Similarly, said Naish, if the Kiwanis was to lose the campground, which they have operated for more than 70 years, as the result of some act by the provincial and federal governments, they should be compensated for the money invested in it.
“We don’t know if this is going to happen, so right now we have to operate our municipality, and come to a resolution with the Kiwanis Club after a year negotiating this lease.
“We have to live with that. There is a great deal of sensitivity on council to the rights of the First Nations and we are having productive discussions with the Passamaquoddy.
“For the most part, in the history of First Nations, they have never asked for the return of occupied land. I don’t see the campground as a permanent occupation.”
Naish said he understands the Passamaquoddy feel disrespected, because they asked the town to just give the Kiwanis a one year extension on the lease, but the club has not had a lease since 2012.
“This council said we have to do something here. It is not like we rushed this through. It has been an irritant since 2012, and subject to protracted and intensive negotiations. I believe the town had a mandate to go forward with this.
“Rather than putting it out to tender, and rather than evicting the Kiwanis, council said we want to work with the people who built the campground and, on top of that, there are the rights of the first nations.
“We may well support that but it is outside our jurisdiction. I am hoping we will have a seat at the table if it gets down to the return of land.

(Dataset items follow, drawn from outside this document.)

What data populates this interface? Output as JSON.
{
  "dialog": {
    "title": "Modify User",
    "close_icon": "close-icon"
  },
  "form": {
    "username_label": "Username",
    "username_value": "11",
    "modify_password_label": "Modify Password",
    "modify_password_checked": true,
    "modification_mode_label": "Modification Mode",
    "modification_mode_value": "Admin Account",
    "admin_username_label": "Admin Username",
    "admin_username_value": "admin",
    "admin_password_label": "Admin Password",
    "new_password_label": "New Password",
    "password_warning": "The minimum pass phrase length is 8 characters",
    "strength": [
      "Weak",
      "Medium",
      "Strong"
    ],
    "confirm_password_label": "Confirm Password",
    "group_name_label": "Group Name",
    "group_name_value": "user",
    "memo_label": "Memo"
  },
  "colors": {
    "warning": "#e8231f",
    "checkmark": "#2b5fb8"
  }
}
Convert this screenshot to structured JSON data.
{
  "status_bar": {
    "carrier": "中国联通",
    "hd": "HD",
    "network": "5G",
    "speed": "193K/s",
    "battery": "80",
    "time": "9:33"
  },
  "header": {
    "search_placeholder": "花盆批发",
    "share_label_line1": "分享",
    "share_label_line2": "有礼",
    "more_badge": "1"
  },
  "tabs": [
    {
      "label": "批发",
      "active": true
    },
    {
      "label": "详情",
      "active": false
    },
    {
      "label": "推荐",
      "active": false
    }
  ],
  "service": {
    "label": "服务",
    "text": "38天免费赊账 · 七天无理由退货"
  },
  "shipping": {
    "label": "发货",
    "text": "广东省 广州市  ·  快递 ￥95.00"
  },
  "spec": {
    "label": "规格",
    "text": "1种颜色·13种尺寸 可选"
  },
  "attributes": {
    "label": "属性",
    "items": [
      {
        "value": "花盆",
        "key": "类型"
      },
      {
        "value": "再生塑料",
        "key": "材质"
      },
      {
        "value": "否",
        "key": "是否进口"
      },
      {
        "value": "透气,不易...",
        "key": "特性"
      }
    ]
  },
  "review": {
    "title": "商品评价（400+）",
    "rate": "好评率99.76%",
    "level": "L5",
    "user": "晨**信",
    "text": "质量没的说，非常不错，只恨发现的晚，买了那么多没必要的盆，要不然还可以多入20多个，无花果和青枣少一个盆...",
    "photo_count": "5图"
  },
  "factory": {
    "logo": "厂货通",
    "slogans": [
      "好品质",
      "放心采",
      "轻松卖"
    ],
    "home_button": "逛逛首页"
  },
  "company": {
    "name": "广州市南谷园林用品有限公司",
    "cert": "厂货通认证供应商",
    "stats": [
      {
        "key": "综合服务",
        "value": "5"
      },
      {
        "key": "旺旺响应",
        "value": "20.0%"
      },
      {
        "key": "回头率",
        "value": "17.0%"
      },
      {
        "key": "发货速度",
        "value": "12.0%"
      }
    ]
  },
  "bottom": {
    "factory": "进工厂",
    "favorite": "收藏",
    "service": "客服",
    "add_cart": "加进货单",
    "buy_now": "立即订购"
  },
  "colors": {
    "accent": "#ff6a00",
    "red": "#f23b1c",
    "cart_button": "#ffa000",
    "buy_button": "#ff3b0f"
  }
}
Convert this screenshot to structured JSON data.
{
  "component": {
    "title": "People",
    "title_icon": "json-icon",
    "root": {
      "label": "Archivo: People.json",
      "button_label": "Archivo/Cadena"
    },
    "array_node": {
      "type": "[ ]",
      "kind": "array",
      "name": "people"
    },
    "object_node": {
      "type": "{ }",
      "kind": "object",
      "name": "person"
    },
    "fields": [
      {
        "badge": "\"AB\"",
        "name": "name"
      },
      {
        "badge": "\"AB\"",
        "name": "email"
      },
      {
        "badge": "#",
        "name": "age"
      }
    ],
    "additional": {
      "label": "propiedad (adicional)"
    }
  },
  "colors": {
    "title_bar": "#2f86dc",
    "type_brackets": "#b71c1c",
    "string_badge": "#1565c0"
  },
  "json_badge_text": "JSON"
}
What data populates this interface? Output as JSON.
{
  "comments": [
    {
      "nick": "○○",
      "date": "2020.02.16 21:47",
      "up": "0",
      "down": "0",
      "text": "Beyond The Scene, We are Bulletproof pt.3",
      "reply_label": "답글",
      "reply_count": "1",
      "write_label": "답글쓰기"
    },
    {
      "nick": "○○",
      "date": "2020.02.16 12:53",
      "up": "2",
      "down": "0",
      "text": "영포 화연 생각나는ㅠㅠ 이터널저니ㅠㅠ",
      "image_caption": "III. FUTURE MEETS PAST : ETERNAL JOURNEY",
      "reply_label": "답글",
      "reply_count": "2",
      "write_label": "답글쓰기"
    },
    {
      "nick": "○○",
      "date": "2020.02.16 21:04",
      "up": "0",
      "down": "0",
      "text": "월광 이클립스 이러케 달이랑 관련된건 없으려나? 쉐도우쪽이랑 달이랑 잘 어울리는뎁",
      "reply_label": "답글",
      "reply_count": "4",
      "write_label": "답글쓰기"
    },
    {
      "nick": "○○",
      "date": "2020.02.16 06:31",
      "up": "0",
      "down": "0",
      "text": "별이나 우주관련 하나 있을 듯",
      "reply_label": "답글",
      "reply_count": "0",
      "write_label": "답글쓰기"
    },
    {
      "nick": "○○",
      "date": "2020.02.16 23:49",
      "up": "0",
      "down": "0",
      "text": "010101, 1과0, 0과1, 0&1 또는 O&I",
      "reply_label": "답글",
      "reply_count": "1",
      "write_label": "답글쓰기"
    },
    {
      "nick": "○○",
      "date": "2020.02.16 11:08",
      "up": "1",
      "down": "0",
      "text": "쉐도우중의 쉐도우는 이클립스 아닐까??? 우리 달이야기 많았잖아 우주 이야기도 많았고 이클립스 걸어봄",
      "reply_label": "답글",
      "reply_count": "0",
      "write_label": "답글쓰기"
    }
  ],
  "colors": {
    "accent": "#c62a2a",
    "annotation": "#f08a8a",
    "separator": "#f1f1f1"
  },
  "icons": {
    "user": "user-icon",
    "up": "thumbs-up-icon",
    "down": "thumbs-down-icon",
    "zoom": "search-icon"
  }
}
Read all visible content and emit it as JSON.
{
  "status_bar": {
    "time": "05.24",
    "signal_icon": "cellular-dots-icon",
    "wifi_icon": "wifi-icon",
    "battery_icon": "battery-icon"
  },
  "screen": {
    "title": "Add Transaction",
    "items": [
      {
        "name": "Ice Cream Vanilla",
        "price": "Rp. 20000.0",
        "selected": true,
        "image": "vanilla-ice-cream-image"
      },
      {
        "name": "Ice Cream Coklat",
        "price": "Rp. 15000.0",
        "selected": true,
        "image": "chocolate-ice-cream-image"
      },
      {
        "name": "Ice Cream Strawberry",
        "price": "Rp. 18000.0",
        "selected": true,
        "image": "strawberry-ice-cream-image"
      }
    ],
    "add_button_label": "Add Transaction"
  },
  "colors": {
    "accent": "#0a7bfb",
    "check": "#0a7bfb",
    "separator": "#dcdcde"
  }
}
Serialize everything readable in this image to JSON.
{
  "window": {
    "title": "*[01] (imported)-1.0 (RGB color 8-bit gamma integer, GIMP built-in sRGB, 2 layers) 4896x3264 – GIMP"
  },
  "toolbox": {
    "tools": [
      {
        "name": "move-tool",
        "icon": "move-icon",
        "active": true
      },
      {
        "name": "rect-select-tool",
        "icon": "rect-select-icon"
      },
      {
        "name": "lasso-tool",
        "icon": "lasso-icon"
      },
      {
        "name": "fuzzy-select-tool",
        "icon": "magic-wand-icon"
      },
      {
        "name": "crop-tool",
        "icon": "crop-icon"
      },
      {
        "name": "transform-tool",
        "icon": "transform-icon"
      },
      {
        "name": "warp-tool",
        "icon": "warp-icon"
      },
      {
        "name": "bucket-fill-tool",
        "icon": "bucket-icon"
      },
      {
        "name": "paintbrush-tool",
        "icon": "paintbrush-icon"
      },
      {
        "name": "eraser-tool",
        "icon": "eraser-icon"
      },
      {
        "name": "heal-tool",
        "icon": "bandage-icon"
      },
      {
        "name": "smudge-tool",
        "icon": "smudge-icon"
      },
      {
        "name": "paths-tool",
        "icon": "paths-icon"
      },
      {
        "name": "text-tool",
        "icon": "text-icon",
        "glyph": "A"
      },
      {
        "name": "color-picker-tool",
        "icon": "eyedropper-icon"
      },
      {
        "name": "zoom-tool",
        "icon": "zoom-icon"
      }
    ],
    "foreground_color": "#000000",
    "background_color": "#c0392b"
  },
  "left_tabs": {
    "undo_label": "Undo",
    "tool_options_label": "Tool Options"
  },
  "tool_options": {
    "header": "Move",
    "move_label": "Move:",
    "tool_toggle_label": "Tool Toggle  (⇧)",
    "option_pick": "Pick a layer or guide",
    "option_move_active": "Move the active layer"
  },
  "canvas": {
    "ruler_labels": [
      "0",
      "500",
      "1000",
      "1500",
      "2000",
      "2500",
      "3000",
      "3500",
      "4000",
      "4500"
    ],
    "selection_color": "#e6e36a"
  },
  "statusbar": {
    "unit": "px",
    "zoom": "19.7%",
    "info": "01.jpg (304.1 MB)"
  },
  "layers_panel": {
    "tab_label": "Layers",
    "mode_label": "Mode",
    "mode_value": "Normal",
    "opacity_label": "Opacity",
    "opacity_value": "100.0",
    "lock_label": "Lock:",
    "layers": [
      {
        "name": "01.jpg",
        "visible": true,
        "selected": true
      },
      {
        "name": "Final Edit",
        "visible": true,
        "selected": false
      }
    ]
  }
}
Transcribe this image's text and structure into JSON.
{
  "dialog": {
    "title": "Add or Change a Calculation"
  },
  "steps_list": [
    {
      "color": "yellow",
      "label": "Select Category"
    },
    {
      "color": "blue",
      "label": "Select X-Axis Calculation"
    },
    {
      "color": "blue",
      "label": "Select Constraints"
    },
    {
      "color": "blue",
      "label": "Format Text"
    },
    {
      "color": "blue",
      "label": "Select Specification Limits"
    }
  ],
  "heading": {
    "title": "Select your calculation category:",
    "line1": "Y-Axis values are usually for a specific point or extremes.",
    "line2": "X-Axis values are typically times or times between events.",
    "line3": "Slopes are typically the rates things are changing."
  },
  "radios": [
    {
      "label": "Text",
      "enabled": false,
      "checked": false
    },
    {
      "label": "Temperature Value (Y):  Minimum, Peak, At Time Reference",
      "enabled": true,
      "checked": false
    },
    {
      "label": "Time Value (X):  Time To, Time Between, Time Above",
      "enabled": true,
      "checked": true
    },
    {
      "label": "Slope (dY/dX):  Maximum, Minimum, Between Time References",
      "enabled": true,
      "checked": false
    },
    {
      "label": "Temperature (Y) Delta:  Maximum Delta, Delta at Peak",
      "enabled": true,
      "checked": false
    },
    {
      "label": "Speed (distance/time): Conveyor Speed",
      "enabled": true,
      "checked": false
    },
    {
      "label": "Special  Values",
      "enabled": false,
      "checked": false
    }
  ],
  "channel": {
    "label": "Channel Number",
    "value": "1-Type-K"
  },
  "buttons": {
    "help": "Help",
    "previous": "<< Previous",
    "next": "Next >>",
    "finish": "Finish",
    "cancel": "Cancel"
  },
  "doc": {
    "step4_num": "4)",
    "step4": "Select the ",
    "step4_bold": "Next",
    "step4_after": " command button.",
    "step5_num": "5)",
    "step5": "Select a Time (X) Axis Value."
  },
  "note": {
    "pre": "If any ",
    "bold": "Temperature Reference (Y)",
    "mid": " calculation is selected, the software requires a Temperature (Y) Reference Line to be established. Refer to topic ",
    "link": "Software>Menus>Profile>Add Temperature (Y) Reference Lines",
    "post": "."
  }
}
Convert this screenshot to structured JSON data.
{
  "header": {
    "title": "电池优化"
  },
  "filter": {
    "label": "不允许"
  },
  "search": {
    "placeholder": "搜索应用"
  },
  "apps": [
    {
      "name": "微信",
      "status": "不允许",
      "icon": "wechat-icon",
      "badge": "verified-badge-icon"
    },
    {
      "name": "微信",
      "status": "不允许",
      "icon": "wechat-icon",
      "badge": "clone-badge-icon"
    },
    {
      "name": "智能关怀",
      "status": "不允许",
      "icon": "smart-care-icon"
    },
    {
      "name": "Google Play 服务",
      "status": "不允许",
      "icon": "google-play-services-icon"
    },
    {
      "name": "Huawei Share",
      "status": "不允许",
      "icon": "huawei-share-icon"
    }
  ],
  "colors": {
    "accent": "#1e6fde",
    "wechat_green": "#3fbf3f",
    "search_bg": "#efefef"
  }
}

“The average course of land claims negotiations between the Canadian government and First Nations is between six and 10 years. Nothing will change in the next 12 months.
“We have been letting the Kiwanis stay on the land on a year to year to basis for $1 a year rent, and that is not reasonable on behalf of the taxpayers. When we sign the agreement, it will be $20,000 a year rent, because they are running a half million dollar business there.”
Naish said the club provides funding for a number of community causes with money earned from the campground, and no one is against good work, but it is being done with money earned from public land.
“It was an unused piece of property when they took it over but, at the end of the day, if you are going to use public property, you should expect to pay reasonable rent for it.
“If other levels of government decide it should be returned to the Passamaquoddy, that is not a problem with me. I won’t defend what happened 200 years ago, because that was not right.
“I am not sure how much say the municipality would have in the outcome. We have been in touch with the provincial negotiators. The other levels of government know we are on top of this, and want to be involved even though it is not our jurisdiction.”
Naish said he would like to see the town work through this without it becoming divisive in the community, and said some councillors were very offended by a recent letter to the editor which implied they were racist.
“I think this is just bigger than the town of Saint Andrews and has to be resolved by the government of Canada. I hope we can get the right result without having divisions arise in the community.
“It is a very important issue. I can tell you I and my council are open-minded on this. The sooner this is resolved, the better it is for the community.”